МАТЬ (оторвавшись на минутку от помешивания варенья). Ты должна сходить к Быхановым, поздравить. (Веско.) Отец того же мнения!
ДОЧЬ (неуверенно). Но… они же уехали…
МАТЬ. Валентину Владимировну поздравишь, она дома…
ДОЧЬ. Не пойду я никуда.
МАТЬ (снова помешивает варенье). Могут подумать, что ты не рада.
ДОЧЬ. Почему – не рада?
Мне все равно.
Это их дело.
Мне завтра в семь утра на автобус, пойду чемодан соберу.
МАТЬ. Ты же хотела до понедельника задержаться!
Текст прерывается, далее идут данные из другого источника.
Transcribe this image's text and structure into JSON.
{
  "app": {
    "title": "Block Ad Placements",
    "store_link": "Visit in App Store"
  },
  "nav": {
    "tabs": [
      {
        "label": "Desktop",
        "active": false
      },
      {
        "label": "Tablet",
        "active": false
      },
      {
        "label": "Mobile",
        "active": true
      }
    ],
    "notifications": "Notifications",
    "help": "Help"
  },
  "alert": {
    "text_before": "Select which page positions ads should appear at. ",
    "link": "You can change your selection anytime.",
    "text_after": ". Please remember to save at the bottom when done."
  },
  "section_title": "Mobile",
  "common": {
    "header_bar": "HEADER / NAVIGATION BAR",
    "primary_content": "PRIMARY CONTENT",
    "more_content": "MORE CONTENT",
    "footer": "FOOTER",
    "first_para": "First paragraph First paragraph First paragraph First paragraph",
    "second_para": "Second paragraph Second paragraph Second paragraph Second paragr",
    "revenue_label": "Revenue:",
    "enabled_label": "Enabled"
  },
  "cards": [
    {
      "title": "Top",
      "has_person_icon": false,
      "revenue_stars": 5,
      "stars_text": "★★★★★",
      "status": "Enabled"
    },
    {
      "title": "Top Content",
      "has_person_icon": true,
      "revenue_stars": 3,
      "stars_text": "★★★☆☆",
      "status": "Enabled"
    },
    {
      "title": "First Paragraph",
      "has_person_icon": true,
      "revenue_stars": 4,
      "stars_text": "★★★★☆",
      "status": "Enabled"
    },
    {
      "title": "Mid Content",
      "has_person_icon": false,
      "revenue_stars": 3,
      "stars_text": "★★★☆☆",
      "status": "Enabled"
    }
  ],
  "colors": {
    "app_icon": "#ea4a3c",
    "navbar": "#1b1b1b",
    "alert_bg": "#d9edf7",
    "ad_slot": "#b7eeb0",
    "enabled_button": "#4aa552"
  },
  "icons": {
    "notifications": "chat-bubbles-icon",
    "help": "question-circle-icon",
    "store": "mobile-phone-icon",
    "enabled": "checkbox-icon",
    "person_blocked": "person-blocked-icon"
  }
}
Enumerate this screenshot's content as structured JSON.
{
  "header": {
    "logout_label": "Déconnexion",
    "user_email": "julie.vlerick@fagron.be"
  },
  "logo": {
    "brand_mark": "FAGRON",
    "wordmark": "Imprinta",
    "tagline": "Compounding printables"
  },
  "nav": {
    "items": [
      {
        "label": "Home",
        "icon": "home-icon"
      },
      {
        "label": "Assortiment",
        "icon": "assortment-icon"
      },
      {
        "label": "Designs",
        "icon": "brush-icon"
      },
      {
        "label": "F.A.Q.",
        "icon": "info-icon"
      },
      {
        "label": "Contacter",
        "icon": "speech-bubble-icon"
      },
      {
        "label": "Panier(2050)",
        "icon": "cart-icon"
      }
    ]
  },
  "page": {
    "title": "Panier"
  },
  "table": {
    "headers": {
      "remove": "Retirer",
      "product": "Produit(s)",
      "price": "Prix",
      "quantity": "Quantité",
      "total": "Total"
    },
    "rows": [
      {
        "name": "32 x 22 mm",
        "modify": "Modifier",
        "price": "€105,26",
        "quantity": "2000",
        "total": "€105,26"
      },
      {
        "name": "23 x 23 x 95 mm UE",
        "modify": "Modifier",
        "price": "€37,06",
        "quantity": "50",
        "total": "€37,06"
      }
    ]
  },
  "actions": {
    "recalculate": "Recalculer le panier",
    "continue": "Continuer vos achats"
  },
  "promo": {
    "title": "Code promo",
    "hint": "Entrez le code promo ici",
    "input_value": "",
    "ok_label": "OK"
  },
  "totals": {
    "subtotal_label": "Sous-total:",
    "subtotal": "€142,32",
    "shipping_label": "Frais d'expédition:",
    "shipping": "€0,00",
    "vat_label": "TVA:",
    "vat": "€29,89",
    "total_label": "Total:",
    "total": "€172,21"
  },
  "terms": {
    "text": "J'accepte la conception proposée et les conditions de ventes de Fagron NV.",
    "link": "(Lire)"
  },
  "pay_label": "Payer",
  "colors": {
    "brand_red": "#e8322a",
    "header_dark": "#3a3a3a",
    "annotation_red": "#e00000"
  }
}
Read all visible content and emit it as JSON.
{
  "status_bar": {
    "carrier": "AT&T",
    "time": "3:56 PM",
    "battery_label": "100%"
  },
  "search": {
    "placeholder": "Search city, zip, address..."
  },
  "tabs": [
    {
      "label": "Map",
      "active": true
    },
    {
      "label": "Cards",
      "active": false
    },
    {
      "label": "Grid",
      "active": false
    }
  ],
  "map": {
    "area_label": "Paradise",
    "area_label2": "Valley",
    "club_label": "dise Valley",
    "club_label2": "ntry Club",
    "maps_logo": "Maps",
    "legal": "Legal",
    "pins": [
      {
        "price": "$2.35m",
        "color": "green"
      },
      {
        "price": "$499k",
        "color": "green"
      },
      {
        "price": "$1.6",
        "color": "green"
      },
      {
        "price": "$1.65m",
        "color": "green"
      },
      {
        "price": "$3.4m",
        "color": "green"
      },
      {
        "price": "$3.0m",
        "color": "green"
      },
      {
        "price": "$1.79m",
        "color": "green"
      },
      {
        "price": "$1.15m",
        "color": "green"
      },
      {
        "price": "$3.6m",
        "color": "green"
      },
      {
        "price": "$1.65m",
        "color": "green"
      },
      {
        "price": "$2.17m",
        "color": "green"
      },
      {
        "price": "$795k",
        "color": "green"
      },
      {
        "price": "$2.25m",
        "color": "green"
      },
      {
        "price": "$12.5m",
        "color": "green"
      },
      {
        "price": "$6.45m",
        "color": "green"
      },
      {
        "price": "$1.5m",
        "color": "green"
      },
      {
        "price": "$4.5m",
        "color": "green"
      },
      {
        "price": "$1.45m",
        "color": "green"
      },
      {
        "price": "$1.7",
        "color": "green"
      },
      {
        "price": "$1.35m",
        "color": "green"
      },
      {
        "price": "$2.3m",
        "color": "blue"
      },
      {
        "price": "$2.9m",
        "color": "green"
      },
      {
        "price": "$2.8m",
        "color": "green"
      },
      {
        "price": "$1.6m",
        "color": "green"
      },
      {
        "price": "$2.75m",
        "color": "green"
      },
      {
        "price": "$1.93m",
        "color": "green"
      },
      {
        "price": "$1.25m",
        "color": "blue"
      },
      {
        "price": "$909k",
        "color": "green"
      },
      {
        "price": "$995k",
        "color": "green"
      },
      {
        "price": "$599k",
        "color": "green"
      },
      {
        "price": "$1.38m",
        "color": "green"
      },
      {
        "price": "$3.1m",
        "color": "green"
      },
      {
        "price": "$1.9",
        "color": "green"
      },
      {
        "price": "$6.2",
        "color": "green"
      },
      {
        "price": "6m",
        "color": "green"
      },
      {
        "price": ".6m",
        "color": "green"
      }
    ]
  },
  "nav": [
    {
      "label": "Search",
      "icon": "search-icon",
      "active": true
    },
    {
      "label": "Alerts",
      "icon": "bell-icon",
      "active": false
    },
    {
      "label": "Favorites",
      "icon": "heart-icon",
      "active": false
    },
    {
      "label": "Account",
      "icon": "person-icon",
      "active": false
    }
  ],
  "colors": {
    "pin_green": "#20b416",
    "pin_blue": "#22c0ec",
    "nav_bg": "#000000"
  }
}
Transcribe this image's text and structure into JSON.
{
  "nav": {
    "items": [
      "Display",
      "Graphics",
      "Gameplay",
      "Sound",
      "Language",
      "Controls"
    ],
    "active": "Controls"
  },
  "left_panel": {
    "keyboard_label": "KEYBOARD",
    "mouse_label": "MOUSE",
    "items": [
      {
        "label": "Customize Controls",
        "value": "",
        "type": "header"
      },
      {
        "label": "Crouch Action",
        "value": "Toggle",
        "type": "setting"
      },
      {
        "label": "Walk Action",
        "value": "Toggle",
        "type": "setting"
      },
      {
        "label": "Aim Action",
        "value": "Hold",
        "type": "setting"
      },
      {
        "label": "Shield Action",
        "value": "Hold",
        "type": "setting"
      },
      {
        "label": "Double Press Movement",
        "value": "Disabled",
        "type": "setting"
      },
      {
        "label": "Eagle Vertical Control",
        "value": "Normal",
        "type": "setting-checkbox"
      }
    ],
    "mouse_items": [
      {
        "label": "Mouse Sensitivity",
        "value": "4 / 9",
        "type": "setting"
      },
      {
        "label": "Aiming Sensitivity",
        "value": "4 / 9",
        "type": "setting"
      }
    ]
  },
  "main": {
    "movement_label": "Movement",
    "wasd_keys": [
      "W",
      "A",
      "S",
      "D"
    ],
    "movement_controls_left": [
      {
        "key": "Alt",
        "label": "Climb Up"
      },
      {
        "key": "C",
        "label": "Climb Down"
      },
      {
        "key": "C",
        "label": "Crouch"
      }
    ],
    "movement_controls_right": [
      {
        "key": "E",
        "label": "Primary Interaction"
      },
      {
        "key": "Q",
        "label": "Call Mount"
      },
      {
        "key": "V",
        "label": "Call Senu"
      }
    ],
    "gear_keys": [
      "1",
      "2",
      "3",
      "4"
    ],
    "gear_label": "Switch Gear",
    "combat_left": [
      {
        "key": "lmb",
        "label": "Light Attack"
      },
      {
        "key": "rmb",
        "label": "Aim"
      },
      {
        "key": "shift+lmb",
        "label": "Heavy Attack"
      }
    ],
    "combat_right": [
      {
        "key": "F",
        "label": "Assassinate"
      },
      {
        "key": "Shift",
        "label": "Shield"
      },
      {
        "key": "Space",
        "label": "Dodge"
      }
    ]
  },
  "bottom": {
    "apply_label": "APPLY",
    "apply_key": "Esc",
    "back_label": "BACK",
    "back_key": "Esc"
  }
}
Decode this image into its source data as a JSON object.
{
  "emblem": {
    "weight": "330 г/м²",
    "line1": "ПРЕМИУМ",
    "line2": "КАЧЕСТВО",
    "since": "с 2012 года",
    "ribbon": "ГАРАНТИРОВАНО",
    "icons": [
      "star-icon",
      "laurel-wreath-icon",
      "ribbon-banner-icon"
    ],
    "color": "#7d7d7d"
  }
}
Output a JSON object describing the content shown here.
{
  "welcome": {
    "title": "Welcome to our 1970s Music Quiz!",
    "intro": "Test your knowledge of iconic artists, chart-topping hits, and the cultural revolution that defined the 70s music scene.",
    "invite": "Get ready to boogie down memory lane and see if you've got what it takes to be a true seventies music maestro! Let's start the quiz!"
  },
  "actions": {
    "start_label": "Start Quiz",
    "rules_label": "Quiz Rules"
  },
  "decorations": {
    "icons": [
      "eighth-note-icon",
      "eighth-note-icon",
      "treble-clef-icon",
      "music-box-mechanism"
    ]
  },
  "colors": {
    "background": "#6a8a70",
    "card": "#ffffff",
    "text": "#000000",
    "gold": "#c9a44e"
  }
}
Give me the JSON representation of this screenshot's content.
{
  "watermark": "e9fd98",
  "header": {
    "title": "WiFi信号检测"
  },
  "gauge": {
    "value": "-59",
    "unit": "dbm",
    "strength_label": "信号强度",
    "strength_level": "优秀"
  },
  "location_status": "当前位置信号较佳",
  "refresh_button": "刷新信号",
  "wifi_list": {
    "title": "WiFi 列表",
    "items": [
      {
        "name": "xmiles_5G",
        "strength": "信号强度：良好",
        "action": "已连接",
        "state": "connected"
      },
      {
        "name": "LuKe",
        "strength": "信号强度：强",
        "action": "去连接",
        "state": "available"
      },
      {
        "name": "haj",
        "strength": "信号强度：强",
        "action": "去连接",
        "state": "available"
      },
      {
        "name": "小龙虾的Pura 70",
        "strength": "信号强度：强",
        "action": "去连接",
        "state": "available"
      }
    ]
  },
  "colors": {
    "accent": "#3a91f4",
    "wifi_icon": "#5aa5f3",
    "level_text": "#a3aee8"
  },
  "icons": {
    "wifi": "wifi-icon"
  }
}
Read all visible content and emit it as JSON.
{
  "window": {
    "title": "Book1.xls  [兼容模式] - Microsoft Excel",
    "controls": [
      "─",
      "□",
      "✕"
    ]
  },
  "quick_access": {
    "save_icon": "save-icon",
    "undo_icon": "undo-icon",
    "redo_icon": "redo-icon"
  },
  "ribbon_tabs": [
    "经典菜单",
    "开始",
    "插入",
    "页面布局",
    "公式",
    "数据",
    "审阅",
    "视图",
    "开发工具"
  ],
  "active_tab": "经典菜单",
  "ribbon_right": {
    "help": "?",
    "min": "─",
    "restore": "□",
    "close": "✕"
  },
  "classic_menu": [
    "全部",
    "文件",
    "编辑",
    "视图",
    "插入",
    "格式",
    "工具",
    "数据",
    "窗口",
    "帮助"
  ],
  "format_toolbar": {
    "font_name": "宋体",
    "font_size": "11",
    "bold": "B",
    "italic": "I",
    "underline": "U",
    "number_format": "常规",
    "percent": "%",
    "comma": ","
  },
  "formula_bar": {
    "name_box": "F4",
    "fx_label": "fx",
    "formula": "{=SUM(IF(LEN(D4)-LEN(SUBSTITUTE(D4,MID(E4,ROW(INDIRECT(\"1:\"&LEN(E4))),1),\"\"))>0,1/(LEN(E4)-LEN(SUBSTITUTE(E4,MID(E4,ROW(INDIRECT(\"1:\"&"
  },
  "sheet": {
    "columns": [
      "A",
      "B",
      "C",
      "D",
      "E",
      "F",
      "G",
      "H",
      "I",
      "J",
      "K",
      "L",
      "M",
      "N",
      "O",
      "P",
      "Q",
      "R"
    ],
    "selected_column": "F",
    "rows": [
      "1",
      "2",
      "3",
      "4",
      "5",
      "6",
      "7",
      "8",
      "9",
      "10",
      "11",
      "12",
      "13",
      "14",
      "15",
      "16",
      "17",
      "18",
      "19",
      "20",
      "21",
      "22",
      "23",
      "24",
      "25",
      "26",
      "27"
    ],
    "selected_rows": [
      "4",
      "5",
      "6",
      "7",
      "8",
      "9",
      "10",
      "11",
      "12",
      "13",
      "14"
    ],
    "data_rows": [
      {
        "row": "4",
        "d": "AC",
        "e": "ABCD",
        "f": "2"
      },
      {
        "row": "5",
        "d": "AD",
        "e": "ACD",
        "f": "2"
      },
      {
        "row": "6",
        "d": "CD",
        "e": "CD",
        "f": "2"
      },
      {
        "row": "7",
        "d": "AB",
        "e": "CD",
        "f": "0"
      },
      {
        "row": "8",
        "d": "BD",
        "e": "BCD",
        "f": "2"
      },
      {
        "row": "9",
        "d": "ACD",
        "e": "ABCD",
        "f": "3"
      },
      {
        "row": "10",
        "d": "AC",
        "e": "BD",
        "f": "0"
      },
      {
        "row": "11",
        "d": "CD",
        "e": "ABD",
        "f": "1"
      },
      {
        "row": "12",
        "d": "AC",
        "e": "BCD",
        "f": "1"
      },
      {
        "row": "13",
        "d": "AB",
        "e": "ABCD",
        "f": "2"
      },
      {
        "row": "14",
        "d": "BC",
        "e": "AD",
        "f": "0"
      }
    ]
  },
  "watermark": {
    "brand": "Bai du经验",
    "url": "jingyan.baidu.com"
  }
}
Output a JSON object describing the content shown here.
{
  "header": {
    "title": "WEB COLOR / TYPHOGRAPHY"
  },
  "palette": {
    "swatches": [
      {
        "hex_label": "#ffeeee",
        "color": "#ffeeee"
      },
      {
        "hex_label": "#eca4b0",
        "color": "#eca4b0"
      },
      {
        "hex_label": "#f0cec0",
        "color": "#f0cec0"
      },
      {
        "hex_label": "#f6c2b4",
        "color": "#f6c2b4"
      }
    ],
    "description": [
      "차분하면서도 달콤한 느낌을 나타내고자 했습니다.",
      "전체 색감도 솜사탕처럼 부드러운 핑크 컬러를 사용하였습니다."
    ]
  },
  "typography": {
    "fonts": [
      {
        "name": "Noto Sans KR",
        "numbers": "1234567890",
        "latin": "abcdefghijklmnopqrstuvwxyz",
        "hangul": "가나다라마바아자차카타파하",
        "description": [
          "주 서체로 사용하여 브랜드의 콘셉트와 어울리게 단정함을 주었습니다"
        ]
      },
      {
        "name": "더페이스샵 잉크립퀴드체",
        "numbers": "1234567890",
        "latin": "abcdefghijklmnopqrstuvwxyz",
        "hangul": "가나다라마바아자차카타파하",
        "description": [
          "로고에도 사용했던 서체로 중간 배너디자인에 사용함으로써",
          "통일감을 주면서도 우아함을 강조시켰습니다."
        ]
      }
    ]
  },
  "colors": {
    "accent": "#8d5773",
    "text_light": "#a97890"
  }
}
ДОЧЬ. Никак не получится. (Небольшая пауза.) Я приехала только из‐за похода. Ну и поход был, пришло нас только четверо, и все девочки. Мальчишки поразъехались – кто в Казань, кто в Волгоград, кто в Москву, в аспирантуру; один даже за границей, в Египте… А девчонки замуж повыскакивали, кроме нас четверых. Ну а раз вышла замуж, должна сидеть дома с мужем, какие походы…
Мещанство!
Сколько перемен у всех за год… (Пауза.) А мне необходимо ехать. Занятия еще не начались, но школа начала функционировать. Утренники, родительские собрания. И мой кружок приступил к работе, потому что без меня не обойтись.